O descobrimento da dança afetou toda a minha existência. A descoberta do movimento foi impactante. Eu não era uma pessoa física, como muitos jovens são, e a dança foi algo que me deixou muito tocado e deu início a uma nova etapa da minha vida como pessoa. É algo que trago até hoje. I ndependentemente de ter dançado bem, coreografado bem, de ter feito sucesso, nada disso tem importância.
Esse descobrimento físico na verdade é algo muito mais do que físico, é algo de que não sei se as pessoas que administram, patrocinam e pagam a dança têm consciência. Uso a palavra porque tenho que usá-la, mas acho que ela foi inventada para mentir. Já o movimento me delata. Em qualquer contato com outra pessoa, você observa o movimento para ver a verdade. Em uma discussão com outra pessoa, quando você diz “olha nos meus olhos”, está apontando para um movimento que traz verdades não ditas. Assim, considero que toda evolução que a dança possa ter é um caminho mais para dentro do que para fora.
Participação do público
Dança se assiste com todo o corpo.
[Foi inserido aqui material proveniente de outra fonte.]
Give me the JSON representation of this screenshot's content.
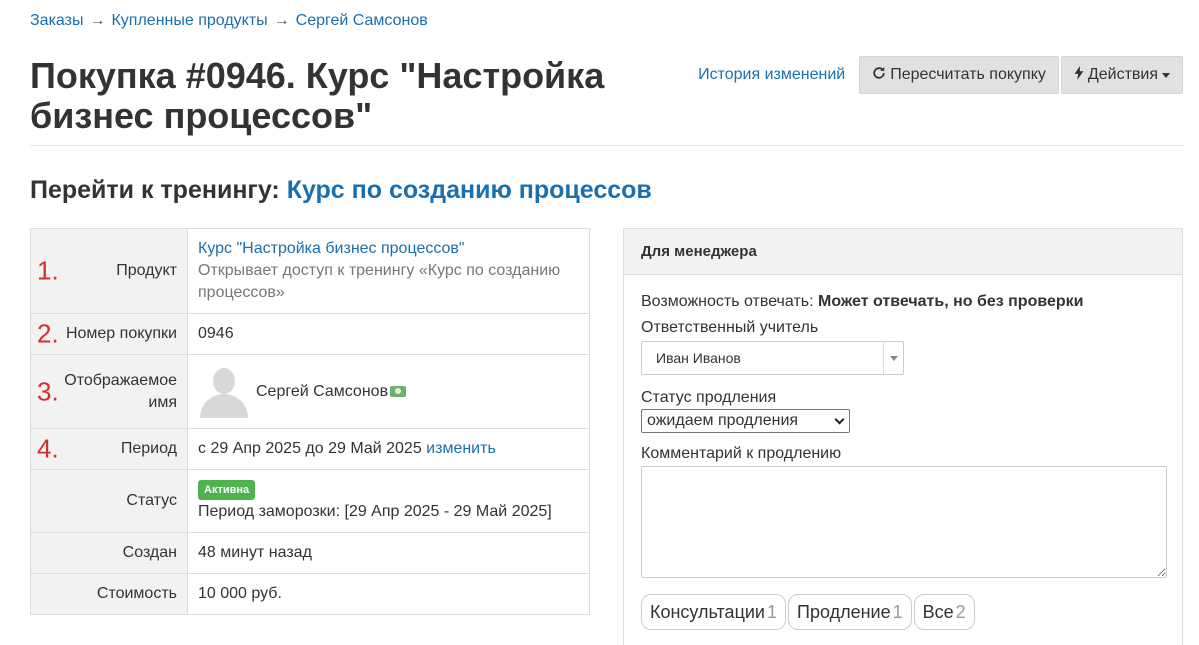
{
  "breadcrumb": {
    "items": [
      "Заказы",
      "Купленные продукты",
      "Сергей Самсонов"
    ],
    "separator": "→"
  },
  "page_title": "Покупка #0946. Курс \"Настройка бизнес процессов\"",
  "header_actions": {
    "history_link": "История изменений",
    "recalc_button": "Пересчитать покупку",
    "actions_button": "Действия",
    "recalc_icon": "refresh-icon",
    "actions_icon": "bolt-icon"
  },
  "training": {
    "prefix": "Перейти к тренингу:",
    "link": "Курс по созданию процессов"
  },
  "info_table": {
    "product": {
      "num": "1.",
      "label": "Продукт",
      "link": "Курс \"Настройка бизнес процессов\"",
      "description": "Открывает доступ к тренингу «Курс по созданию процессов»"
    },
    "purchase_number": {
      "num": "2.",
      "label": "Номер покупки",
      "value": "0946"
    },
    "display_name": {
      "num": "3.",
      "label": "Отображаемое имя",
      "value": "Сергей Самсонов"
    },
    "period": {
      "num": "4.",
      "label": "Период",
      "value": "с 29 Апр 2025 до 29 Май 2025",
      "change_link": "изменить"
    },
    "status": {
      "label": "Статус",
      "badge": "Активна",
      "freeze": "Период заморозки: [29 Апр 2025 - 29 Май 2025]"
    },
    "created": {
      "label": "Создан",
      "value": "48 минут назад"
    },
    "cost": {
      "label": "Стоимость",
      "value": "10 000 руб."
    }
  },
  "manager_panel": {
    "title": "Для менеджера",
    "reply_label": "Возможность отвечать:",
    "reply_value": "Может отвечать, но без проверки",
    "teacher_label": "Ответственный учитель",
    "teacher_value": "Иван Иванов",
    "renewal_label": "Статус продления",
    "renewal_value": "ожидаем продления",
    "comment_label": "Комментарий к продлению",
    "comment_value": "",
    "tabs": [
      {
        "label": "Консультации",
        "count": "1"
      },
      {
        "label": "Продление",
        "count": "1"
      },
      {
        "label": "Все",
        "count": "2"
      }
    ]
  },
  "colors": {
    "link": "#1a6fb0",
    "number_marker": "#d62d2d",
    "badge_active": "#4fb24f"
  }
}
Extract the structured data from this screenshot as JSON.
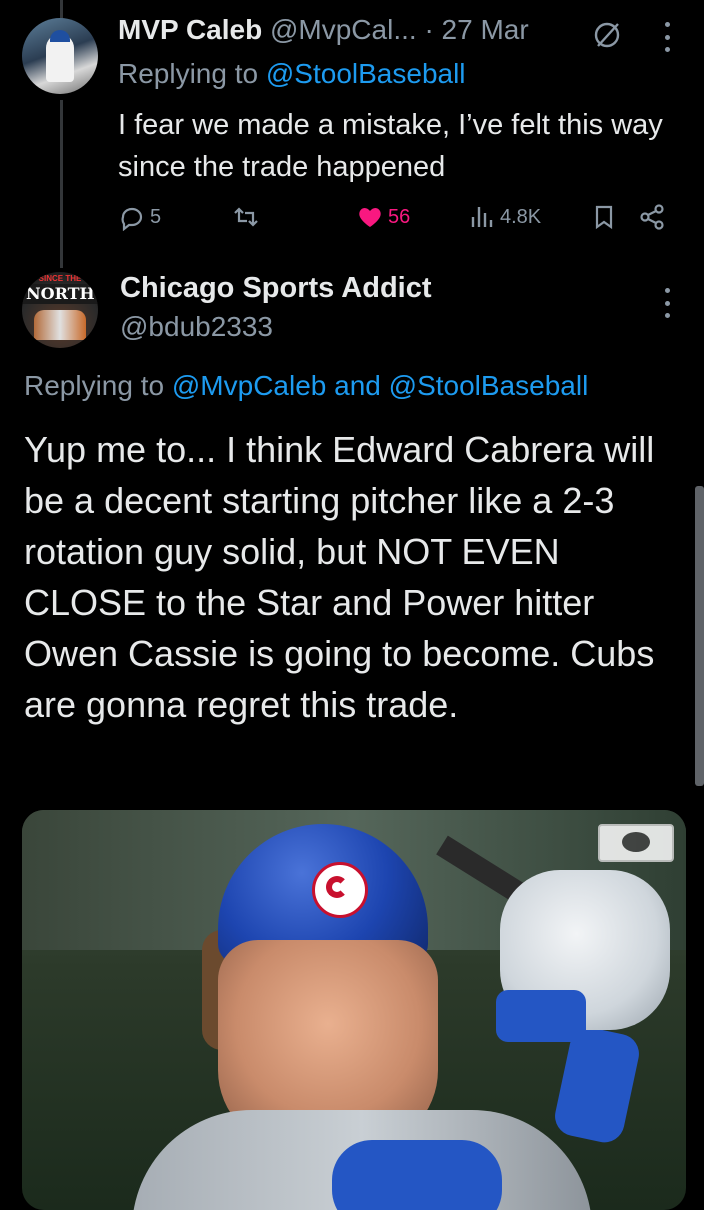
{
  "reply_tweet": {
    "display_name": "MVP Caleb",
    "handle": "@MvpCal...",
    "separator": "·",
    "date": "27 Mar",
    "replying_prefix": "Replying to",
    "replying_to": "@StoolBaseball",
    "text": "I fear we made a mistake, I’ve felt this way since the trade happened",
    "stats": {
      "replies": "5",
      "retweets": "",
      "likes": "56",
      "views": "4.8K"
    },
    "icons": [
      "grok-icon",
      "more-icon",
      "reply-icon",
      "retweet-icon",
      "heart-icon",
      "views-icon",
      "bookmark-icon",
      "share-icon"
    ]
  },
  "main_tweet": {
    "display_name": "Chicago Sports Addict",
    "handle": "@bdub2333",
    "avatar_text": "NORTH",
    "avatar_small_text": "SINCE THE",
    "replying_prefix": "Replying to",
    "replying_to_1": "@MvpCaleb",
    "replying_and": "and",
    "replying_to_2": "@StoolBaseball",
    "text": "Yup me to... I think Edward Cabrera will be a decent starting pitcher like a 2-3 rotation guy solid, but NOT EVEN CLOSE to the Star and Power hitter Owen Cassie is going to become. Cubs are gonna regret this trade."
  },
  "colors": {
    "background": "#000000",
    "text": "#e7e9ea",
    "secondary": "#8b98a5",
    "link": "#1d9bf0",
    "like": "#f91880"
  }
}
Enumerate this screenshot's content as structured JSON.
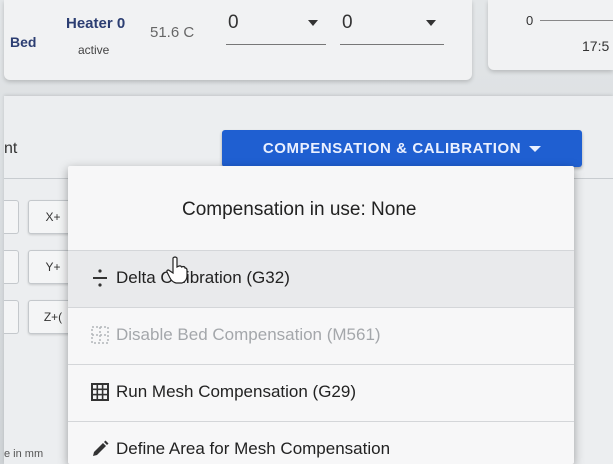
{
  "heater_panel": {
    "bed_label": "Bed",
    "heater_name": "Heater 0",
    "heater_state": "active",
    "current_temp": "51.6 C",
    "active_value": "0",
    "standby_value": "0"
  },
  "chart_panel": {
    "y_tick": "0",
    "x_tick": "17:5"
  },
  "main_card": {
    "title": "nt",
    "compensation_button_label": "COMPENSATION & CALIBRATION",
    "jog_buttons": [
      "X+",
      "Y+",
      "Z+("
    ],
    "units_note": "e in mm"
  },
  "dropdown": {
    "header": "Compensation in use: None",
    "items": [
      {
        "label": "Delta Calibration (G32)",
        "icon": "delta-calibration-icon",
        "disabled": false
      },
      {
        "label": "Disable Bed Compensation (M561)",
        "icon": "grid-off-icon",
        "disabled": true
      },
      {
        "label": "Run Mesh Compensation (G29)",
        "icon": "grid-icon",
        "disabled": false
      },
      {
        "label": "Define Area for Mesh Compensation",
        "icon": "pencil-icon",
        "disabled": false
      }
    ]
  },
  "colors": {
    "accent": "#1f5fd1",
    "label_blue": "#2c3e72",
    "disabled_text": "#a4a7ab"
  }
}
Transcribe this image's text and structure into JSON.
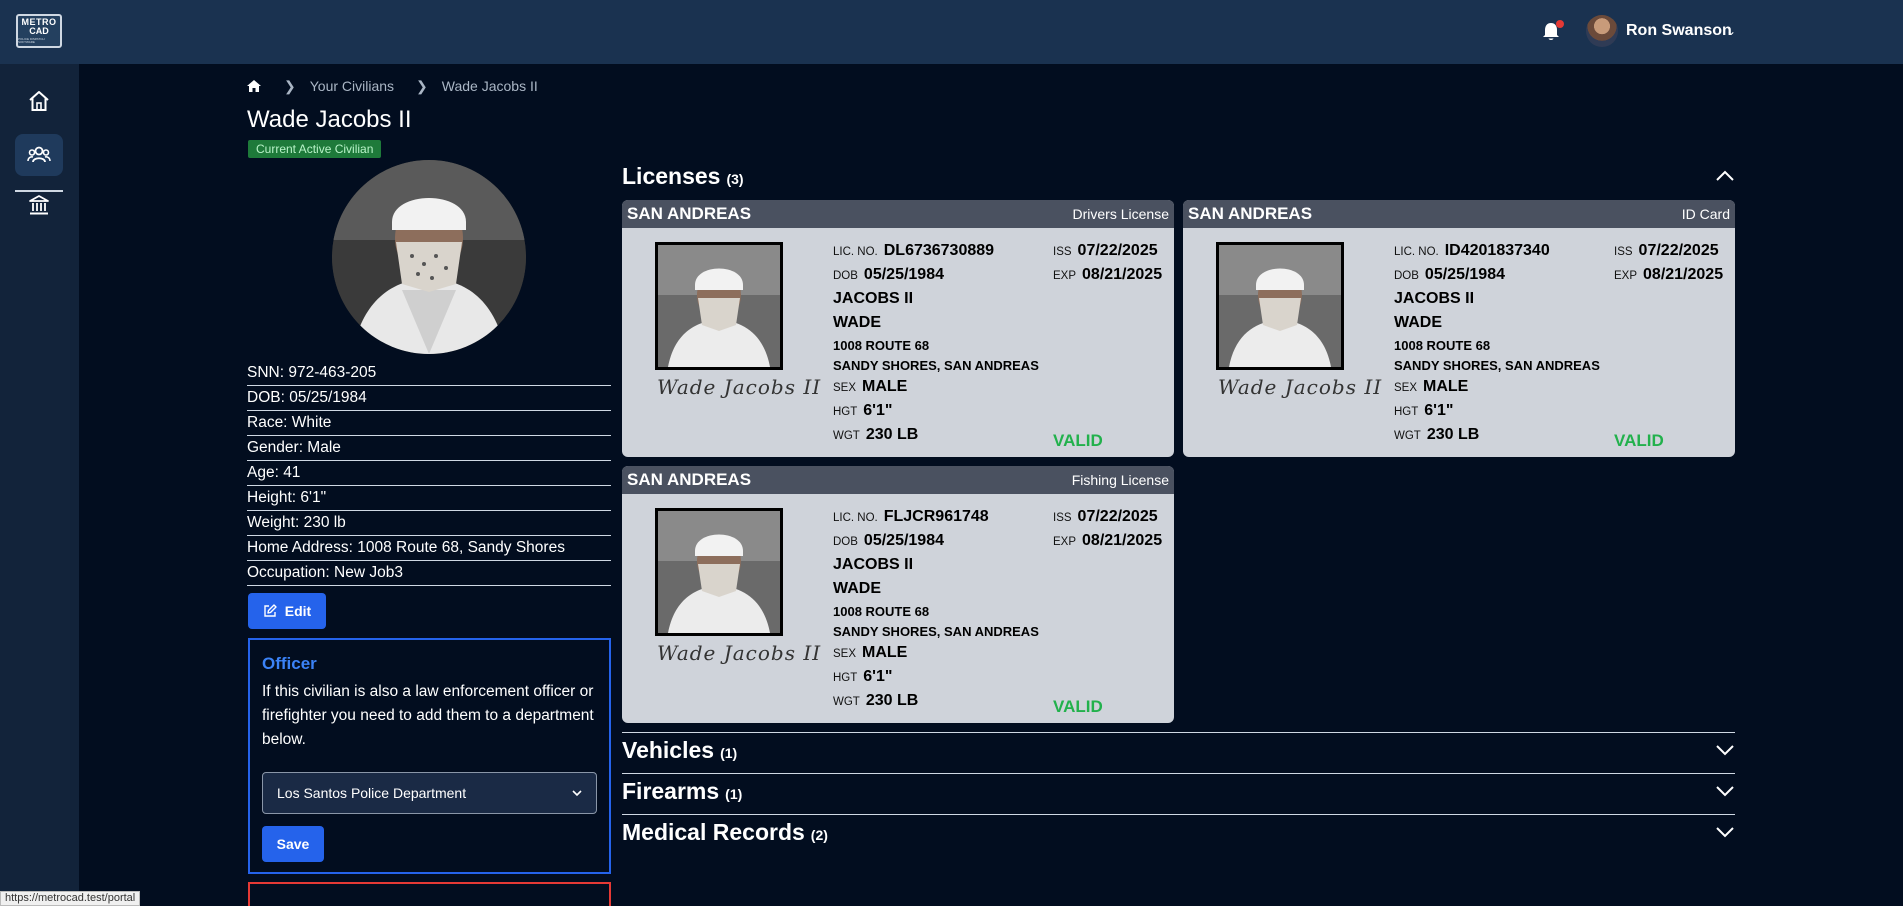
{
  "header": {
    "logo_line1": "METRO",
    "logo_line2": "CAD",
    "logo_line3": "POLICE DISPATCH SOFTWARE",
    "user_name": "Ron Swanson"
  },
  "breadcrumb": [
    "Your Civilians",
    "Wade Jacobs II"
  ],
  "civilian": {
    "name": "Wade Jacobs II",
    "badge": "Current Active Civilian",
    "info": [
      "SNN: 972-463-205",
      "DOB: 05/25/1984",
      "Race: White",
      "Gender: Male",
      "Age: 41",
      "Height: 6'1\"",
      "Weight: 230 lb",
      "Home Address: 1008 Route 68, Sandy Shores",
      "Occupation: New Job3"
    ],
    "edit_label": "Edit"
  },
  "officer": {
    "title": "Officer",
    "text": "If this civilian is also a law enforcement officer or firefighter you need to add them to a department below.",
    "selected_department": "Los Santos Police Department",
    "save_label": "Save"
  },
  "sections": {
    "licenses": {
      "title": "Licenses",
      "count": "(3)"
    },
    "vehicles": {
      "title": "Vehicles",
      "count": "(1)"
    },
    "firearms": {
      "title": "Firearms",
      "count": "(1)"
    },
    "medical": {
      "title": "Medical Records",
      "count": "(2)"
    }
  },
  "license_labels": {
    "lic_no": "LIC. NO.",
    "dob": "DOB",
    "iss": "ISS",
    "exp": "EXP",
    "sex": "SEX",
    "hgt": "HGT",
    "wgt": "WGT"
  },
  "licenses": [
    {
      "state": "SAN ANDREAS",
      "type": "Drivers License",
      "lic_no": "DL6736730889",
      "dob": "05/25/1984",
      "last": "JACOBS II",
      "first": "WADE",
      "address1": "1008 ROUTE 68",
      "address2": "SANDY SHORES, SAN ANDREAS",
      "sex": "MALE",
      "hgt": "6'1\"",
      "wgt": "230 LB",
      "iss": "07/22/2025",
      "exp": "08/21/2025",
      "status": "VALID",
      "signature": "Wade Jacobs II"
    },
    {
      "state": "SAN ANDREAS",
      "type": "ID Card",
      "lic_no": "ID4201837340",
      "dob": "05/25/1984",
      "last": "JACOBS II",
      "first": "WADE",
      "address1": "1008 ROUTE 68",
      "address2": "SANDY SHORES, SAN ANDREAS",
      "sex": "MALE",
      "hgt": "6'1\"",
      "wgt": "230 LB",
      "iss": "07/22/2025",
      "exp": "08/21/2025",
      "status": "VALID",
      "signature": "Wade Jacobs II"
    },
    {
      "state": "SAN ANDREAS",
      "type": "Fishing License",
      "lic_no": "FLJCR961748",
      "dob": "05/25/1984",
      "last": "JACOBS II",
      "first": "WADE",
      "address1": "1008 ROUTE 68",
      "address2": "SANDY SHORES, SAN ANDREAS",
      "sex": "MALE",
      "hgt": "6'1\"",
      "wgt": "230 LB",
      "iss": "07/22/2025",
      "exp": "08/21/2025",
      "status": "VALID",
      "signature": "Wade Jacobs II"
    }
  ],
  "status_bar_url": "https://metrocad.test/portal"
}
Por isso, em espetáculos de dança, muitas vezes você vai ver muitas pessoas do público que saem e tentam se mexer, pois sentem que há algo no corpo que pode reproduzir aquilo. É uma empatia do corpo. Quando a gente percebe que o espetáculo de dança estimula esse centro de percepção, é fantástico.
Os ensaios, em companhias, são a melhor parte. Infelizmente, o público perde essa melhor parte. É triste, porque o ensaio é fantástico. É no ensaio que acontecem os erros, os acertos, o suor, as coisas viscerais.
Poder da dança
Não sinto que exagero quando digo que o mundo só poderá melhorar se dançarmos. Aliás, essa frase não é minha. Nietzsche falava que só acreditava em um Deus que fosse bailarino. Santo Agostinho escreveu a oração da dança, que resumidamente diz: “Vocês, seres humanos, aprendam a dançar, ou os anjos não saberão o que fazer com vocês”. A importância do movimento é vital, temos muitos exemplos em muitas linhas de pensamento. A dança sempre está muito presente como uma manifestação profunda do ser humano. O movimento é a primeira manifestação do ser humano. Quando nasce o bebê, antes mesmo de chorar ele se movimenta, e alguns bebês parecem que dançam na barriga.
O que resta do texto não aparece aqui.